Vincent Conitzer Receives Social Choice and Welfare Prize

Vincent Conitzer Receives Social Choice and Welfare Prize

19 June 2014 11:11AM

Professor Vincent Contizer has been awarded the seventh Social Choice and Welfare Prize for his contributions in the field of computational social choice. The award honors young scholars below the age of 40 for excellent accomplishment in the area of social choice theory and welfare economics.

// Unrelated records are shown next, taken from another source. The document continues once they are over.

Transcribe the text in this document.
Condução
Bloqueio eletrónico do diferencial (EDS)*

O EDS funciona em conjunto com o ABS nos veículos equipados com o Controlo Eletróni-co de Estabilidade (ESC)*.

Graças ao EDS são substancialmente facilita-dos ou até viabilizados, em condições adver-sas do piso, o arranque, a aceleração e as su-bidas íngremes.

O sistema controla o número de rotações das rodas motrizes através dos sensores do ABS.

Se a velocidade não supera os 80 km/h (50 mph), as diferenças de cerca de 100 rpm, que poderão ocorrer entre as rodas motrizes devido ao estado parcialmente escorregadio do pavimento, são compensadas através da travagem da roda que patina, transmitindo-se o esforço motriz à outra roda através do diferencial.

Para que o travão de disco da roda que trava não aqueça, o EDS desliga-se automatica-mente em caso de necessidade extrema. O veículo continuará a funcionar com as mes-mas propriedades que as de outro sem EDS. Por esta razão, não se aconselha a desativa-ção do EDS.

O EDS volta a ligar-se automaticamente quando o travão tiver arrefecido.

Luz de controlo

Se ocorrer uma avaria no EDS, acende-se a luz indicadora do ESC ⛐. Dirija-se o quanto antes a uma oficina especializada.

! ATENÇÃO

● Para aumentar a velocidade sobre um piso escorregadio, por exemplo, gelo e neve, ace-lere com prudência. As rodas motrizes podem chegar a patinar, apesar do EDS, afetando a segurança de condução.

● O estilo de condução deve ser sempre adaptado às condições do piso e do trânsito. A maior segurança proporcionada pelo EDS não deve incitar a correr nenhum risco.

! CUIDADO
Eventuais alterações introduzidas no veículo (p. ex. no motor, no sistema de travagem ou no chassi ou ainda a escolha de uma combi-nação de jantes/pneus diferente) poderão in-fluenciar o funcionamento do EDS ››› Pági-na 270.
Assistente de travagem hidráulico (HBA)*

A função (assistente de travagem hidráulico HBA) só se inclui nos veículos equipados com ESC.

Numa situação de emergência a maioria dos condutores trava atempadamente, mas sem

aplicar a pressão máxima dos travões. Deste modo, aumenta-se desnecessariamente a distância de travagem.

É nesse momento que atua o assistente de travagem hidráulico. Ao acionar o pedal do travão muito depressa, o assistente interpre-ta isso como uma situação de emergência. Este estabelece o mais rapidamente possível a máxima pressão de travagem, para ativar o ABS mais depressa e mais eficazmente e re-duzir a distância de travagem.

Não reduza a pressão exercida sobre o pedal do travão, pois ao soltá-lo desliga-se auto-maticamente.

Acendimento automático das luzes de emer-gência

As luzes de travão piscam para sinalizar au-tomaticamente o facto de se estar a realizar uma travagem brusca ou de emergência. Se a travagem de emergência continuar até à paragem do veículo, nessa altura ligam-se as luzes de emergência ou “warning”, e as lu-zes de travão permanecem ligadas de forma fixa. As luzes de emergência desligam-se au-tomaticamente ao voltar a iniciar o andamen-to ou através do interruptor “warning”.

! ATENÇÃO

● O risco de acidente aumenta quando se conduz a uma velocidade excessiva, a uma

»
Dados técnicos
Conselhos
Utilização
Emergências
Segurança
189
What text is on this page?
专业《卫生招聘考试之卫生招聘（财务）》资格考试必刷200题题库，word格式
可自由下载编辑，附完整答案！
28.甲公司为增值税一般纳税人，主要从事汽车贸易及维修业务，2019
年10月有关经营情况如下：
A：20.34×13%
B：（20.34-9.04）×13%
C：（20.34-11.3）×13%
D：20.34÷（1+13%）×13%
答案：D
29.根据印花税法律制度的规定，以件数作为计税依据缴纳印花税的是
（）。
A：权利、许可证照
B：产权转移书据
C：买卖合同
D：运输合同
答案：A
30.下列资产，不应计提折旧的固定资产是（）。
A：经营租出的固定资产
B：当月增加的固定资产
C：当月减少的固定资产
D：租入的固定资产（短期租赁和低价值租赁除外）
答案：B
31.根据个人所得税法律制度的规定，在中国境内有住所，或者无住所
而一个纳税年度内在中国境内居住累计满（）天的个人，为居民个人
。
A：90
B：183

Conitzer was selected “for his research bringing together computer science and social choice theory,” according to Professor Bhaskar Dutta, president-elect of the Society for Social Choice and Welfare.

 

He is being honored jointly with Associate Professor Tim Roughgarden of Stanford University for 2014, and they will each give a one-hour lecture at the 12th International Meeting of the Society for Social Choice and Welfare on June 21, 2014 at Boston College. Conitzer and Roughgarden are the first computer scientists to receive the prize.

 

“The list of previous winners includes some extremely accomplished people, and I feel very honored to be included in that list together with Tim,” said Conitzer. “I surely would not have received the prize without the amazing students and postdocs who have been and continue to be in my research group.”

 

His work in this area applies computer science to the study of social choice mechanisms, specifically voting procedures. Conitzer’s  research has sought to determine and address critical issues, such as how computationally difficult it is to manipulate voting rules by misrepresenting one’s preferences, and how bad voting outcomes can be due to voters voting strategically.

 

Conitzer is a Sally Dalton Robinson Professor of Computer Science and a Professor of Economics at Duke University.